Isaac rested his brow against the window. His mother wanted him to marry Anne Crowley, who came with a large dowry and a respectable name, but even if he married her, he knew he would not be able to let go of Marigold. She was all gentleness and innocence, and she knew when to be silent. Anne was handsome, but too cold and too forthright.

If only the Erl-queen had taken her instead.

The cab stopped when the woods were in sight. George banged on the roof.

“Drive on, man. What’s the matter?”

“I shan’t go any farther, sir,” the driver said. “The Erl-queen will see us.”

“Oh, the devil take you.” George clicked his tongue. “Come along, Ise. No time to lose.”

They took leave of the cab. Isaac paid the driver a pound, over twice what he was owed. He could earn far more if he sold the story of the eligible Isaac Fairfax breaking the law, but they would have to hope that he was a half-wit.

The woods were clad in bonfire gold and red, yet the colors were somehow cold—hollow and illusory, like rich clothes left to rot on corpses. Isaac had the sense that looking at them was what it must be like to be lost in opium, seeing things that were not quite there.

“Isaac,” George said, “remember what I told you. Don’t follow the music. Ignore any peculiar lights or sounds.” He placed a hand on the pistol at his side. “The Erl-queen steals little girls. She won’t be ready for men, now, will she?”

Isaac nodded. “God be with us, George.”

A wry smile curved George’s mouth. “God does not walk in the Forest of Erl.”

Together, the two men stepped toward the trees. As they crossed the boundary, a dark fog gathered around them and thickened in their throats. Isaac turned cold to his soul, but he pressed on. Marigold was waiting for them.
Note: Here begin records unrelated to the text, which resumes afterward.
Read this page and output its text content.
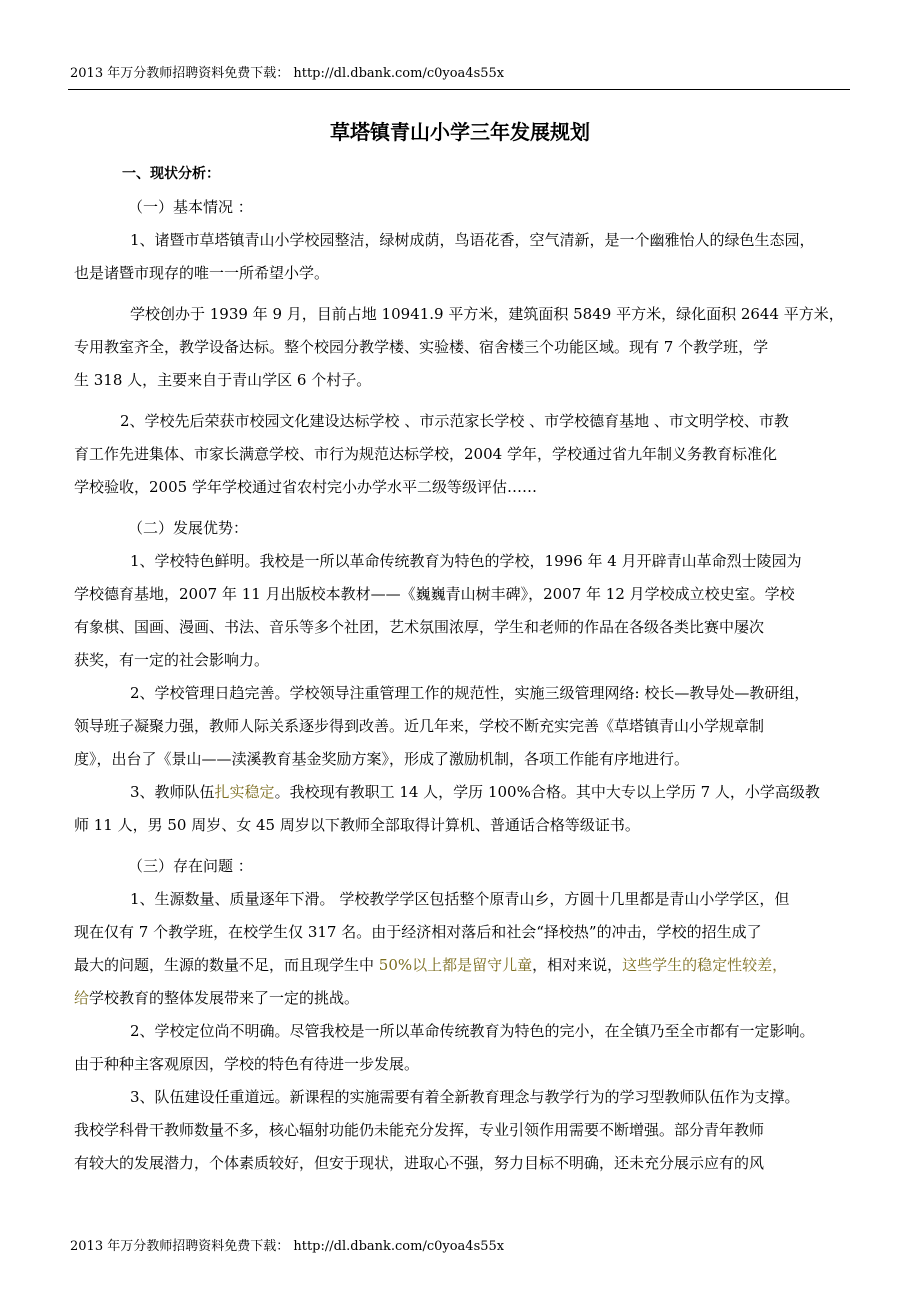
2013 年万分教师招聘资料免费下载： http://dl.dbank.com/c0yoa4s55x
草塔镇青山小学三年发展规划
一、现状分析：
（一）基本情况 ：
1、诸暨市草塔镇青山小学校园整洁，绿树成荫，鸟语花香，空气清新，是一个幽雅怡人的绿色生态园，
也是诸暨市现存的唯一一所希望小学。
学校创办于 1939 年 9 月，目前占地 10941.9 平方米，建筑面积 5849 平方米，绿化面积 2644 平方米，
专用教室齐全，教学设备达标。整个校园分教学楼、实验楼、宿舍楼三个功能区域。现有 7 个教学班，学
生 318 人，主要来自于青山学区 6 个村子。
2、学校先后荣获市校园文化建设达标学校 、市示范家长学校 、市学校德育基地 、市文明学校、市教
育工作先进集体、市家长满意学校、市行为规范达标学校，2004 学年，学校通过省九年制义务教育标准化
学校验收，2005 学年学校通过省农村完小办学水平二级等级评估……
（二）发展优势：
1、学校特色鲜明。我校是一所以革命传统教育为特色的学校，1996 年 4 月开辟青山革命烈士陵园为
学校德育基地，2007 年 11 月出版校本教材——《巍巍青山树丰碑》，2007 年 12 月学校成立校史室。学校
有象棋、国画、漫画、书法、音乐等多个社团，艺术氛围浓厚，学生和老师的作品在各级各类比赛中屡次
获奖，有一定的社会影响力。
2、学校管理日趋完善。学校领导注重管理工作的规范性，实施三级管理网络: 校长—教导处—教研组，
领导班子凝聚力强，教师人际关系逐步得到改善。近几年来，学校不断充实完善《草塔镇青山小学规章制
度》，出台了《景山——渎溪教育基金奖励方案》，形成了激励机制，各项工作能有序地进行。
3、教师队伍扎实稳定。我校现有教职工 14 人，学历 100%合格。其中大专以上学历 7 人，小学高级教
师 11 人，男 50 周岁、女 45 周岁以下教师全部取得计算机、普通话合格等级证书。
（三）存在问题 ：
1、生源数量、质量逐年下滑。 学校教学学区包括整个原青山乡，方圆十几里都是青山小学学区，但
现在仅有 7 个教学班，在校学生仅 317 名。由于经济相对落后和社会“择校热”的冲击，学校的招生成了
最大的问题，生源的数量不足，而且现学生中 50%以上都是留守儿童，相对来说，这些学生的稳定性较差，
给学校教育的整体发展带来了一定的挑战。
2、学校定位尚不明确。尽管我校是一所以革命传统教育为特色的完小，在全镇乃至全市都有一定影响。
由于种种主客观原因，学校的特色有待进一步发展。
3、队伍建设任重道远。新课程的实施需要有着全新教育理念与教学行为的学习型教师队伍作为支撑。
我校学科骨干教师数量不多，核心辐射功能仍未能充分发挥，专业引领作用需要不断增强。部分青年教师
有较大的发展潜力，个体素质较好，但安于现状，进取心不强，努力目标不明确，还未充分展示应有的风
2013 年万分教师招聘资料免费下载： http://dl.dbank.com/c0yoa4s55x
When a man entered any wooded place in England, he passed into one great Forest of Erl. So the tales claimed, in any case. Only Princess Alice had ever returned from the Erl-queen’s realm, and she had said nothing about her imprisonment. This forest existed in a kind of spirit country of its own, and if he wandered too far into it, he would never find the way back out. If he was fortunate enough to emerge, he might find himself somewhere miles away from the place where he had entered. One could make the crossing in Hampshire and stumble out in Galloway.